Evaluation reports (reports/)
reports/
eval/
evaluation.report.json
runtime.manifest.json
evaluation.html
Archive checklist
- Keep
evaluation.report.json with runtime.manifest.json.
- Retain HTML exports only when you need reviewer-friendly artifacts.
- Retain scratch
runs/ only if debugging or rebuilding derived artifacts.
- Prune timestamped
runs/ once evidence is archived.
| Artifact |
Why archive |
Required for verify |
evaluation.report.json |
Evaluation report snapshot |
Yes |
runtime.manifest.json |
Runtime provenance for container-backed outputs |
Yes |
events.jsonl |
Debugging timeline |
No |
evaluation.html |
Human review |
No |
Seeds, hashes, and policy digests
report.meta.seeds includes Python/NumPy/Torch seeds.

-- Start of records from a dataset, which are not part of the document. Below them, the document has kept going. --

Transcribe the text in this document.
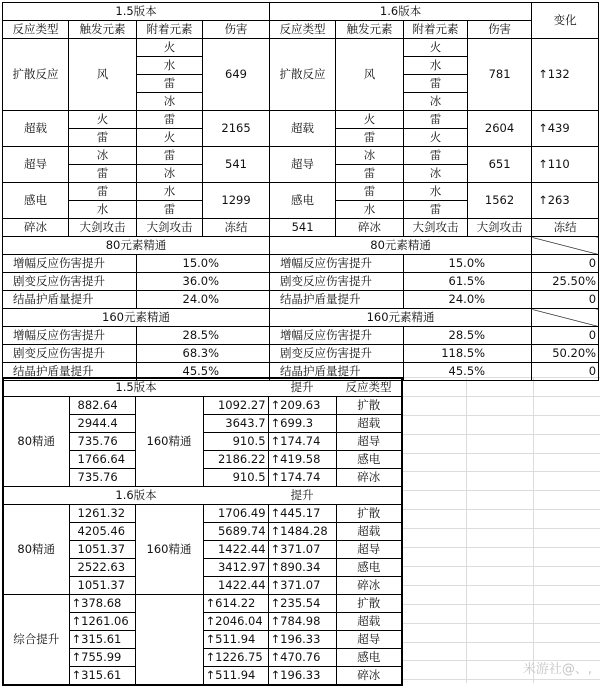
1.5版本				1.6版本				变化	
反应类型	触发元素	附着元素	伤害	反应类型	触发元素	附着元素	伤害		
扩散反应	风	火	649	扩散反应	风	火	781	↑132	
		水				水			
		雷				雷			
		冰				冰			
超载	火	雷	2165	超载	火	雷	2604	↑439	
	雷	火			雷	火			
超导	冰	雷	541	超导	冰	雷	651	↑110	
	雷	冰			雷	冰			
感电	雷	水	1299	感电	雷	水	1562	↑263	
	水	雷			水	雷			
碎冰	大剑攻击	大剑攻击	冻结	541	碎冰	大剑攻击	大剑攻击	冻结		
80元素精通				80元素精通					
增幅反应伤害提升		15.0%		增幅反应伤害提升		15.0%		0	
剧变反应伤害提升		36.0%		剧变反应伤害提升		61.5%		25.50%	
结晶护盾量提升		24.0%		结晶护盾量提升		24.0%		0	
160元素精通				160元素精通					
增幅反应伤害提升		28.5%		增幅反应伤害提升		28.5%		0	
剧变反应伤害提升		68.3%		剧变反应伤害提升		118.5%		50.20%	
结晶护盾量提升		45.5%		结晶护盾量提升		45.5%		0	
1.5版本				提升	反应类型
80精通	882.64	160精通	1092.27	↑209.63	扩散
	2944.4		3643.7	↑699.3	超载
	735.76		910.5	↑174.74	超导
	1766.64		2186.22	↑419.58	感电
	735.76		910.5	↑174.74	碎冰
1.6版本				提升	
80精通	1261.32	160精通	1706.49	↑445.17	扩散
	4205.46		5689.74	↑1484.28	超载
	1051.37		1422.44	↑371.07	超导
	2522.63		3412.97	↑890.34	感电
	1051.37		1422.44	↑371.07	碎冰
综合提升	↑378.68		↑614.22	↑235.54	扩散
	↑1261.06		↑2046.04	↑784.98	超载
	↑315.61		↑511.94	↑196.33	超导
	↑755.99		↑1226.75	↑470.76	感电
	↑315.61		↑511.94	↑196.33	碎冰	米游社@、,
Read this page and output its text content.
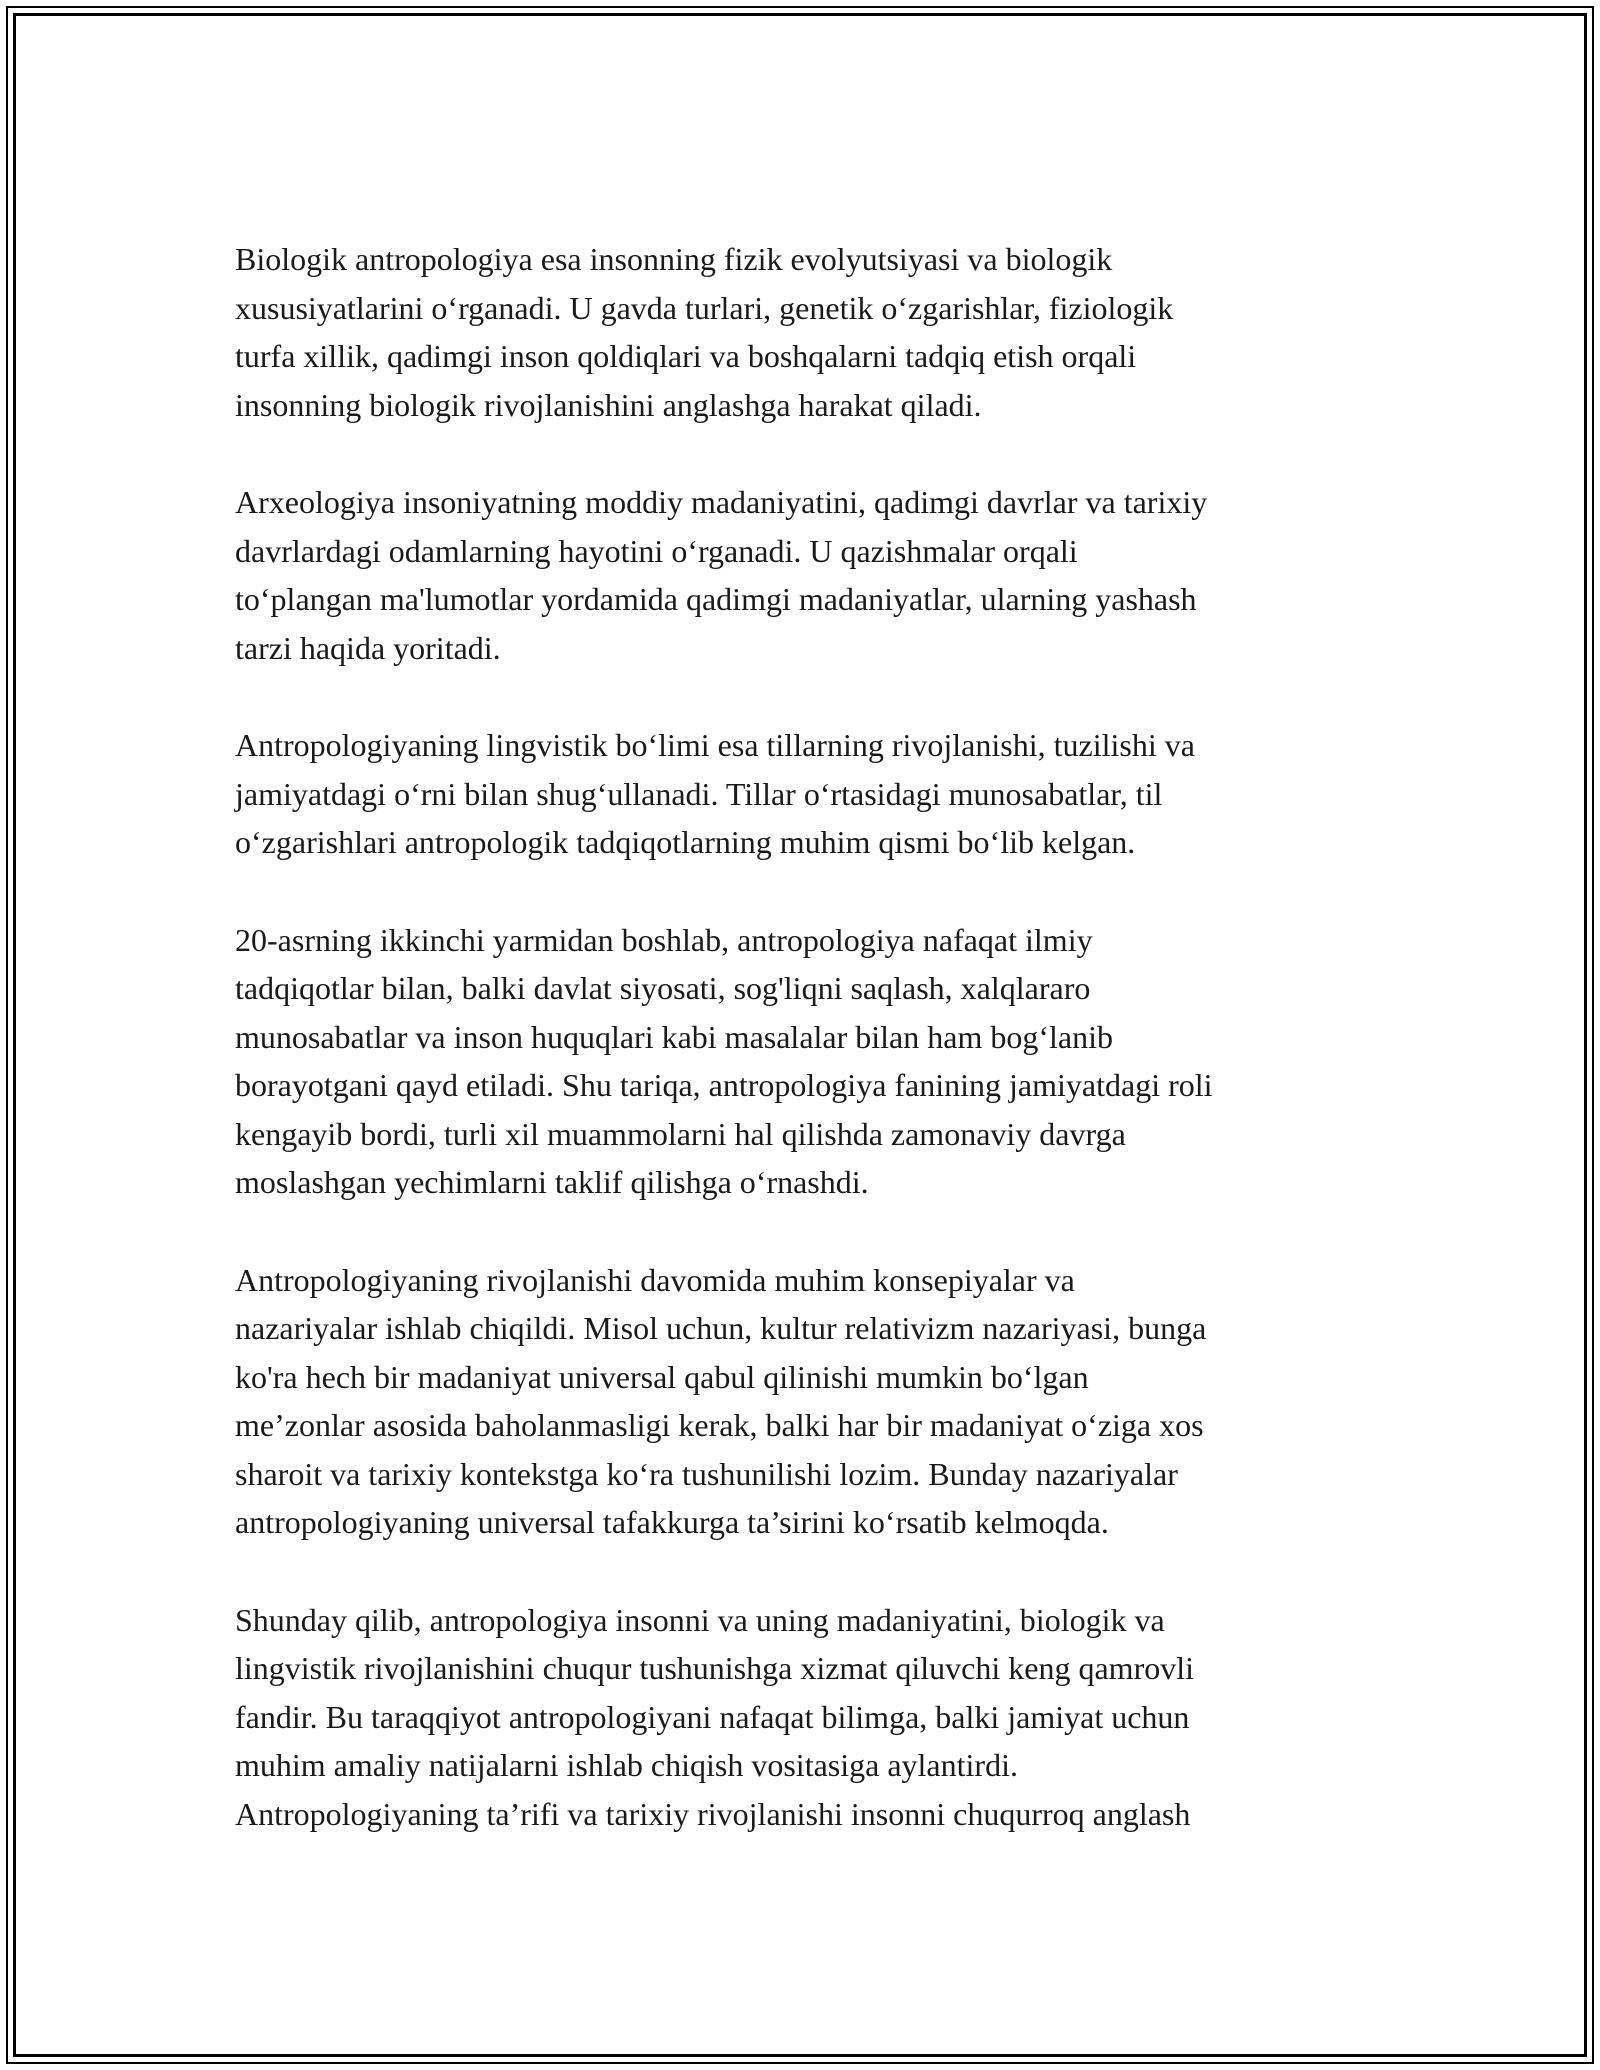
Biologik antropologiya esa insonning fizik evolyutsiyasi va biologik
xususiyatlarini o‘rganadi. U gavda turlari, genetik o‘zgarishlar, fiziologik
turfa xillik, qadimgi inson qoldiqlari va boshqalarni tadqiq etish orqali
insonning biologik rivojlanishini anglashga harakat qiladi.

Arxeologiya insoniyatning moddiy madaniyatini, qadimgi davrlar va tarixiy
davrlardagi odamlarning hayotini o‘rganadi. U qazishmalar orqali
to‘plangan ma'lumotlar yordamida qadimgi madaniyatlar, ularning yashash
tarzi haqida yoritadi.

Antropologiyaning lingvistik bo‘limi esa tillarning rivojlanishi, tuzilishi va
jamiyatdagi o‘rni bilan shug‘ullanadi. Tillar o‘rtasidagi munosabatlar, til
o‘zgarishlari antropologik tadqiqotlarning muhim qismi bo‘lib kelgan.

20-asrning ikkinchi yarmidan boshlab, antropologiya nafaqat ilmiy
tadqiqotlar bilan, balki davlat siyosati, sog'liqni saqlash, xalqlararo
munosabatlar va inson huquqlari kabi masalalar bilan ham bog‘lanib
borayotgani qayd etiladi. Shu tariqa, antropologiya fanining jamiyatdagi roli
kengayib bordi, turli xil muammolarni hal qilishda zamonaviy davrga
moslashgan yechimlarni taklif qilishga o‘rnashdi.

Antropologiyaning rivojlanishi davomida muhim konsepiyalar va
nazariyalar ishlab chiqildi. Misol uchun, kultur relativizm nazariyasi, bunga
ko'ra hech bir madaniyat universal qabul qilinishi mumkin bo‘lgan
me’zonlar asosida baholanmasligi kerak, balki har bir madaniyat o‘ziga xos
sharoit va tarixiy kontekstga ko‘ra tushunilishi lozim. Bunday nazariyalar
antropologiyaning universal tafakkurga ta’sirini ko‘rsatib kelmoqda.

Shunday qilib, antropologiya insonni va uning madaniyatini, biologik va
lingvistik rivojlanishini chuqur tushunishga xizmat qiluvchi keng qamrovli
fandir. Bu taraqqiyot antropologiyani nafaqat bilimga, balki jamiyat uchun
muhim amaliy natijalarni ishlab chiqish vositasiga aylantirdi.
Antropologiyaning ta’rifi va tarixiy rivojlanishi insonni chuqurroq anglash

report.meta.tokenizer_hash and dataset digests support pairing verification.
- reports record
policy_digest and resolved tier policy snapshots.
Cleanup checklist
- Copy
evaluation.report.json and runtime.manifest.json into reports/
for retention.
- Keep any referenced baseline/subject artifacts alongside derived reports for
pairing checks and
report explain.
- Remove stale timestamped runs once evidence is archived.
Troubleshooting
- Missing pairing artifacts:
report explain and some advanced workflows
need the baseline/subject artifacts referenced by the evaluation bundle.
- Large run dirs: prune old timestamped runs after archiving reports.
Observability
evaluation.report.json is the canonical distribution artifact.
- scratch run artifacts provide per-phase logs for debugging when needed.